Warrington Township History
In 1744, Thomas Cook, deputy surveyor of Lancaster County, assisted by William Richardson, laid off the township of Warrington. The original shape of this township was that of an irregular pentagon, extending northeast and southeast and included the present township of Washington and a small portion of what is now Adams County, with the Conewago Creek as its southeastern boundary. Newberry was to the east and Monaghan to the north.`
The names of many first settlers of this and adjoining townships are found in an article entitled “The Friends of Quakers.” Warrington, like the names of nearly all the original townships of York County, is English. There is a town and township by that name along the Mersey River in Lancashire, England. The Friends of Bucks County, Pennsylvania gave a township the same name, and two or three post villages in the United States also bear it.

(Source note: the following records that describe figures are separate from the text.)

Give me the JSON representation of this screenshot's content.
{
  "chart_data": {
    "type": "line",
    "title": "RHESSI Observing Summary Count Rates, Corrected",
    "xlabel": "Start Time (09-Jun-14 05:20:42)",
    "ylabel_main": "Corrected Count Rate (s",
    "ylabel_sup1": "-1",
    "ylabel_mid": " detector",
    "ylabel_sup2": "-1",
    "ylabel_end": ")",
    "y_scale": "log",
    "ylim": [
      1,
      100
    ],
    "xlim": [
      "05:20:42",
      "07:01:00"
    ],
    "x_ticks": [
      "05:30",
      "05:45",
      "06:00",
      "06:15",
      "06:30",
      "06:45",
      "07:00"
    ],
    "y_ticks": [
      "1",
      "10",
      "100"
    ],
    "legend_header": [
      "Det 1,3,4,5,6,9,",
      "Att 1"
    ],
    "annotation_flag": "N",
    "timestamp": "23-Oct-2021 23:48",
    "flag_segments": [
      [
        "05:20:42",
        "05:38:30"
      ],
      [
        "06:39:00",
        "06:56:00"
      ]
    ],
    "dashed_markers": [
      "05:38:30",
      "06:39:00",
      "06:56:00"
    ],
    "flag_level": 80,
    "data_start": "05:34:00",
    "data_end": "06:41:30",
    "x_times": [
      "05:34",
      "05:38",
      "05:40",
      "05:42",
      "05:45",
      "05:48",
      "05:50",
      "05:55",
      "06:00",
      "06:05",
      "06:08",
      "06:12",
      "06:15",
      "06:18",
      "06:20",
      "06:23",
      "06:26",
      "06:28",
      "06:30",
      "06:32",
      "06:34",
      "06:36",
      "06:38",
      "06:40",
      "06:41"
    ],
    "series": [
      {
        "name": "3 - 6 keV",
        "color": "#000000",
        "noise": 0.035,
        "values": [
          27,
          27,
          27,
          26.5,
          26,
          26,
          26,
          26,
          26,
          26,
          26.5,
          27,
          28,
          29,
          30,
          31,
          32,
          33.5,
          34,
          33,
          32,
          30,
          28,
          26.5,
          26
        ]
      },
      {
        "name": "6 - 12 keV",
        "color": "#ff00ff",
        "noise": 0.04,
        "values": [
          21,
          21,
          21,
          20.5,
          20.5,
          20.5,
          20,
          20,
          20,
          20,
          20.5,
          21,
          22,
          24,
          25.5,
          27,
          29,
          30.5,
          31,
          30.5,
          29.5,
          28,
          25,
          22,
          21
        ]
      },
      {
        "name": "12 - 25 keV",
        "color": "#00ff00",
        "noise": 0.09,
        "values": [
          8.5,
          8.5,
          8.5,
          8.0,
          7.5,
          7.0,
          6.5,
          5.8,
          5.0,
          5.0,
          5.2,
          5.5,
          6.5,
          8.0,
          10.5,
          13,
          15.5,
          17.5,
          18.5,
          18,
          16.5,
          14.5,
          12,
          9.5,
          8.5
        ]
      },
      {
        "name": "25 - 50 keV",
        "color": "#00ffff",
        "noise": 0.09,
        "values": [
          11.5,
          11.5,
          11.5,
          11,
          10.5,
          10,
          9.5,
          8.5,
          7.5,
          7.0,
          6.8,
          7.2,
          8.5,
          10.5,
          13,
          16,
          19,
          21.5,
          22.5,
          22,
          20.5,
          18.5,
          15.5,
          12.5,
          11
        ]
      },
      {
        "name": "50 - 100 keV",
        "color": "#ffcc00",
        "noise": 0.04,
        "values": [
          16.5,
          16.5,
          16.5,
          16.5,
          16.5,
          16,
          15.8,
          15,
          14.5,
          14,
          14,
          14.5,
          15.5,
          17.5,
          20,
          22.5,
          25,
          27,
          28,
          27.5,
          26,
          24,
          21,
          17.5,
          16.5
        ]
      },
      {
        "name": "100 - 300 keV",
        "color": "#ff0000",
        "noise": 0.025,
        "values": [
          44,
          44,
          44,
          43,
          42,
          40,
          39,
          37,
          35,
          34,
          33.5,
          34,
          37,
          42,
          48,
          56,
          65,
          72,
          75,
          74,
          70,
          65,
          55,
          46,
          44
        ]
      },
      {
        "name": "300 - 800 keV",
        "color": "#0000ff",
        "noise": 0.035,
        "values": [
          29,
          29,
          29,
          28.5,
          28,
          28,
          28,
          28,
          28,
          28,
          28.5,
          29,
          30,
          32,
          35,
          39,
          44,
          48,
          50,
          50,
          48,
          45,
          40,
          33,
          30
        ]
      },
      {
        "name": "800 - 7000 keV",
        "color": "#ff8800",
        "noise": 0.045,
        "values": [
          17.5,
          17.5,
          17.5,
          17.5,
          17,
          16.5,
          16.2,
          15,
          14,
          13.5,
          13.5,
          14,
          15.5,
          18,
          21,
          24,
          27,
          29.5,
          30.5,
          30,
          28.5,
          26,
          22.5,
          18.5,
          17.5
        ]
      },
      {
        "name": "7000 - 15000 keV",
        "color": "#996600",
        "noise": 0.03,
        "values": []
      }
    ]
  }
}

Previous to 1770, a small section of Warrington extended south of the Conewago and gave rise to disputes and inconvenience. The Conewago and the Bermudian formed the dividing line between the early settlements of the Quakers and Germans, consequently, a petition, dated the fourth month, twenty-fourth day, 1770, asked the court to establish a definite boundary, conceding the “little” corner to Dover Township. The petition was granted. The small tract mentioned is located a short distance below the “stone bridge”. It included only a few farms at the bend of the stream.
In 1783, there were 230 taxable inhabitants of Warrington Township. This then included the present territory of Washington. Among them were weavers, coopers, wheelwrights, tailors, an inn-keeper, saddlers, potters, carpenters, black-smiths, cordwainers and schoolmasters. Several of the properties are listed under the names of various widows (e.g. Widow Wickersham). Also, there were 70 single men among this group.
In 1803, Warrington was reduced in its limits by the formation of Washington out of the southeastern end of it and as at present form has for its northern boundary the townships or Carroll, Monaghan and a portion of Fairview, with Newberry to the east, Dover to the south and Washington to the west. The surface is undulation and portions of it mountainous.
There is a great variety of soil, some of which is very fertile. It is drained by the Conewago and its branches. The general slope of the land is southward.